Он выпил воды прямо из графина, клацая зубами о стакан. Попытался успокоиться. Ничего, ничего, любой звук должен с чем-то сочетаться, не бывает такого, чтобы не нашлось в лад. Звук не может быть гармоничным или негармоничным сам по себе, лишь соотношение одного звука с другим создает гармонию или диссонанс.
Стиснув челюсти, он стал исследовать каждую клавишу по отдельности, потому что каждая скрывала в себе разнообразные крики, стоны, рыдания. Обнадеживало то, что звуки при разной окраске имели одну высоту в соответствии с клавишей. Непостижимым образом возник магический симбиоз голосов и пианино, голоса были привязаны к клавиатуре и лишены свободы модуляции, то есть перемещения в другую тональность. С другой стороны, громкость звука не зависела от силы удара, даже самый легкий контакт порождал необузданный рев.
Промучившись с час, Максим понял, к своей огромной радости, что в страшном инструменте существует некая закономерность.

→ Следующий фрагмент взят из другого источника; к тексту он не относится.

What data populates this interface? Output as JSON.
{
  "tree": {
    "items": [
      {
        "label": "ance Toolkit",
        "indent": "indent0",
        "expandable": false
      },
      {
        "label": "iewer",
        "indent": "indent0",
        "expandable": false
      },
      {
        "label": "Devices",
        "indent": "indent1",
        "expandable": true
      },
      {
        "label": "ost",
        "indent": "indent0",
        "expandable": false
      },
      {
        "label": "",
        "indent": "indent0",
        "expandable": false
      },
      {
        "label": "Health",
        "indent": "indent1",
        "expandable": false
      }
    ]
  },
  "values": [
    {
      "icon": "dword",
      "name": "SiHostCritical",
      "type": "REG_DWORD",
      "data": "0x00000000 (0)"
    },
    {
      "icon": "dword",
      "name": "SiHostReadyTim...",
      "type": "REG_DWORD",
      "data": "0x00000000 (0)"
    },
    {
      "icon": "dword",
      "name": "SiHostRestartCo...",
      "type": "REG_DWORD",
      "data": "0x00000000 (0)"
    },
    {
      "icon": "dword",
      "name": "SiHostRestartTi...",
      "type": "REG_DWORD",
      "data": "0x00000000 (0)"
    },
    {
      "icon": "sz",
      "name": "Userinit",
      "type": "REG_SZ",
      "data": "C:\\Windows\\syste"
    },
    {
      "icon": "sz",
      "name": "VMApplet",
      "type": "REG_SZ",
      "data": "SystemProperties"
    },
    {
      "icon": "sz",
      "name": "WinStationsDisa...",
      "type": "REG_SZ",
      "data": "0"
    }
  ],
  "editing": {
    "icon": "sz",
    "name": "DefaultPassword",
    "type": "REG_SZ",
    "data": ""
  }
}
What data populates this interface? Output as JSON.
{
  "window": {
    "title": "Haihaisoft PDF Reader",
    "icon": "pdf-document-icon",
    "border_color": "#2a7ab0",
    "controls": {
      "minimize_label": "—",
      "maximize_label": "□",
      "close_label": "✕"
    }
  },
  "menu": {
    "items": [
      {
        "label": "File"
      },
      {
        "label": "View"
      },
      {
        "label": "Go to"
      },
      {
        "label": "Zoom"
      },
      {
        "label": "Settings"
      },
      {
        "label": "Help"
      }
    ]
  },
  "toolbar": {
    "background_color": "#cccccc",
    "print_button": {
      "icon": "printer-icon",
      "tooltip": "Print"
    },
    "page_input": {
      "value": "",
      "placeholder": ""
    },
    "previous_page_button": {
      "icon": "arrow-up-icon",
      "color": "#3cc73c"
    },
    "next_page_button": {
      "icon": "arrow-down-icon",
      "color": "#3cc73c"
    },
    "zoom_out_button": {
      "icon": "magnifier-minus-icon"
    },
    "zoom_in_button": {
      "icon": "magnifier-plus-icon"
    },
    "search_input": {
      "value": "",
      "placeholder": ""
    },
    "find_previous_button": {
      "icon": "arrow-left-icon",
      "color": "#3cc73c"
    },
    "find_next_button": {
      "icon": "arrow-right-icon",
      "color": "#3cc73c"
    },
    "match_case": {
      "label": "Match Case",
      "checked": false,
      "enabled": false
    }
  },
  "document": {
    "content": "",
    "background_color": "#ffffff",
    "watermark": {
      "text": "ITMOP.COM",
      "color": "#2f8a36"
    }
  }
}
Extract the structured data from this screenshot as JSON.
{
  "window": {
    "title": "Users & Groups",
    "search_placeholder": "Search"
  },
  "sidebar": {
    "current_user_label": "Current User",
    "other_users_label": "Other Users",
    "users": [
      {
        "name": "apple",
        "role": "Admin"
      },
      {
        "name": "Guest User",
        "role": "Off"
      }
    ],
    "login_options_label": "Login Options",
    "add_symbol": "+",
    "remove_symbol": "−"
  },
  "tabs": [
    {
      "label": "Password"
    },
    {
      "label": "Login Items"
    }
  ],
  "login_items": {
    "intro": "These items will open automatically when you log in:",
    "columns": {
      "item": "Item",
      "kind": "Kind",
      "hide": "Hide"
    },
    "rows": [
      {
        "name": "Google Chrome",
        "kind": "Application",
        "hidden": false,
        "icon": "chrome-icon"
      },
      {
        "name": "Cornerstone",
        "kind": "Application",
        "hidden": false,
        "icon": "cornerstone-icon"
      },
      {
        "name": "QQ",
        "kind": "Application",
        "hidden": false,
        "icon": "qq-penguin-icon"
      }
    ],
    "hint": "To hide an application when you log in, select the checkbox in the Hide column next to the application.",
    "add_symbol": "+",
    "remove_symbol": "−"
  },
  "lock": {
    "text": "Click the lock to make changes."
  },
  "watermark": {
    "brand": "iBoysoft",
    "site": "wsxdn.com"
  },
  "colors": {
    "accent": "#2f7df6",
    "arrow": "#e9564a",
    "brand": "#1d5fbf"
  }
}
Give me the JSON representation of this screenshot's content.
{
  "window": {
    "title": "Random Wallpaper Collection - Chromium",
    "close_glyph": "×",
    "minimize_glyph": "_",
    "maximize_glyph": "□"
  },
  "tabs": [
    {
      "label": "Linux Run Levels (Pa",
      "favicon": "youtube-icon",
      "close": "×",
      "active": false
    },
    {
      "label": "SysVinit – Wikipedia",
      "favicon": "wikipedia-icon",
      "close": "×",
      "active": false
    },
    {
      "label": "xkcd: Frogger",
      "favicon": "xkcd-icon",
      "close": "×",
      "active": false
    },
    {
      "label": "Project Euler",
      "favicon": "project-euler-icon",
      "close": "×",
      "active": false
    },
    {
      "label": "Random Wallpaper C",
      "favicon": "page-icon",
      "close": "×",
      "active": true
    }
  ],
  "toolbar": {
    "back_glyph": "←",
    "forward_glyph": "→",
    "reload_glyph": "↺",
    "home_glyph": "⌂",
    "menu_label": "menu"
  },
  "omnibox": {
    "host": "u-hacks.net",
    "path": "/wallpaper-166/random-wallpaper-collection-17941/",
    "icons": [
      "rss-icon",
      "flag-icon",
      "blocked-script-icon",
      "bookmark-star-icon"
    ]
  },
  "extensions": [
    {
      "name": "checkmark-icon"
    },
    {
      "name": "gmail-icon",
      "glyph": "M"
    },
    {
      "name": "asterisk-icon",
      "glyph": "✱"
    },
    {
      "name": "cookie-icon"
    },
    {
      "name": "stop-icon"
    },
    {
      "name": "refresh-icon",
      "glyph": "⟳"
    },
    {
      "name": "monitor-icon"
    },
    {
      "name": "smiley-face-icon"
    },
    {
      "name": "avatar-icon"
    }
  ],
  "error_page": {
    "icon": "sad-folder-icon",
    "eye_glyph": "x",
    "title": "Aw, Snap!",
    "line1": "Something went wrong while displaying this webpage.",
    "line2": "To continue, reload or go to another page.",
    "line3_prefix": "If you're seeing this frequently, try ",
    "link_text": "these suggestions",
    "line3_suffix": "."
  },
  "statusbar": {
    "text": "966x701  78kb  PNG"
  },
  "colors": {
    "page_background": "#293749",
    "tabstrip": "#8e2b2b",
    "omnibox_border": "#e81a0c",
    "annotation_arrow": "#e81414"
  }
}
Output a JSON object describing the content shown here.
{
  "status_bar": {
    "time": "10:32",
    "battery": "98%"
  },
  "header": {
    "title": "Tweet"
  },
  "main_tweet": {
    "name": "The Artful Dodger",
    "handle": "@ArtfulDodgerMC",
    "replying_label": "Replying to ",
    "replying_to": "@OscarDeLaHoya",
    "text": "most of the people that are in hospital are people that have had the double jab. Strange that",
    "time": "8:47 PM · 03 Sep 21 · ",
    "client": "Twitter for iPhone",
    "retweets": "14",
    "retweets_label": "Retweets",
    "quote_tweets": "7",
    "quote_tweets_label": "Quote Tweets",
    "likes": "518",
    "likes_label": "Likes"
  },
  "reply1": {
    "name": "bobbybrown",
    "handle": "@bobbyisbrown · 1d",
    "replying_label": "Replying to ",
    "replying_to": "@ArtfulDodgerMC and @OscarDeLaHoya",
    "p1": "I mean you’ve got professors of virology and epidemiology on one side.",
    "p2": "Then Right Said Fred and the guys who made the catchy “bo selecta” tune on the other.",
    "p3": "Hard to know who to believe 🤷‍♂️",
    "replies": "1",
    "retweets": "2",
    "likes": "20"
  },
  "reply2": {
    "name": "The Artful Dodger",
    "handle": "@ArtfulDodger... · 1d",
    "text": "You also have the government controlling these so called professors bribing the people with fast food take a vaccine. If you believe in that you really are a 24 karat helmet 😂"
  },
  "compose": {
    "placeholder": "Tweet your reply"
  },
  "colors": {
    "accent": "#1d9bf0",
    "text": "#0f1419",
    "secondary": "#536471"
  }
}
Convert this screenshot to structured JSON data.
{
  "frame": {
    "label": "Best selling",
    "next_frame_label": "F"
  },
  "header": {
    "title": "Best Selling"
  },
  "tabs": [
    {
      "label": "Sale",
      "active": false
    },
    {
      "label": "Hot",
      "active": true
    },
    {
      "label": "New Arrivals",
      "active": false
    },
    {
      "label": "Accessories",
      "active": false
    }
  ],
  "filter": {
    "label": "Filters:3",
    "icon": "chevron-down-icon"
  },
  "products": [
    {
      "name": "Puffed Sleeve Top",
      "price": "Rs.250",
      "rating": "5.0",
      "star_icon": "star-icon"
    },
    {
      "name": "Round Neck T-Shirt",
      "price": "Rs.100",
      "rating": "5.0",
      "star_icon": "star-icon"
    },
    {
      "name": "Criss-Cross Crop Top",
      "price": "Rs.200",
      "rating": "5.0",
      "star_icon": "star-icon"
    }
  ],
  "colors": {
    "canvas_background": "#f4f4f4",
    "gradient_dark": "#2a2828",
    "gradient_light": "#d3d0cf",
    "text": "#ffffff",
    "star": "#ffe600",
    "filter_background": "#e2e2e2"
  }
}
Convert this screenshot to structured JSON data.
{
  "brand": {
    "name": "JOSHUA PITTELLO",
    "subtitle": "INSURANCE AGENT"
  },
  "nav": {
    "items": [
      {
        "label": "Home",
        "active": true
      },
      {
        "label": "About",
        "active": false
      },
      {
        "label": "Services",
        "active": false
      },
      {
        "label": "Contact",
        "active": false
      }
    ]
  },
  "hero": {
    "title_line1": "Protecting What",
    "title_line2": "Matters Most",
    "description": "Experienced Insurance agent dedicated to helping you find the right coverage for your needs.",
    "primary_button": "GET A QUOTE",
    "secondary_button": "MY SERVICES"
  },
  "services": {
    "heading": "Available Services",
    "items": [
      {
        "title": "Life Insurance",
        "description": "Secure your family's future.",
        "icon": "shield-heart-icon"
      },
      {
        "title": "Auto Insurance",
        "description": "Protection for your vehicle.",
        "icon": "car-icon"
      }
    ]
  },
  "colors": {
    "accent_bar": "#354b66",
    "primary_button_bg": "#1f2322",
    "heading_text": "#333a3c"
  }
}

Например, ля первой октавы при первом касании издавало самый интенсивный звук, затем, словно постепенно выдыхаясь, звуки слабели, нисходя до чуть слышного роптания.
Вот этот хриплый звук малой октавы – невыносимо отталкивающий, но если взять одновременно си-бемоль первой, дождаться жалобного нежного стона, одного из многих звуков, подвластных клавише, получится странное, но интересное созвучие. Хриплый звук усиливает печаль, но не создает диссонанса. А первый, отчаянный, надо отдать в созвучие пятому по очередности ми из второй октавы. Значит, главное – распределить звучание так, чтобы добиться максимальной совместимости. Задача практически невыполнимая, вот тут пианисту пригодятся его феноменальная работоспособность и упорство.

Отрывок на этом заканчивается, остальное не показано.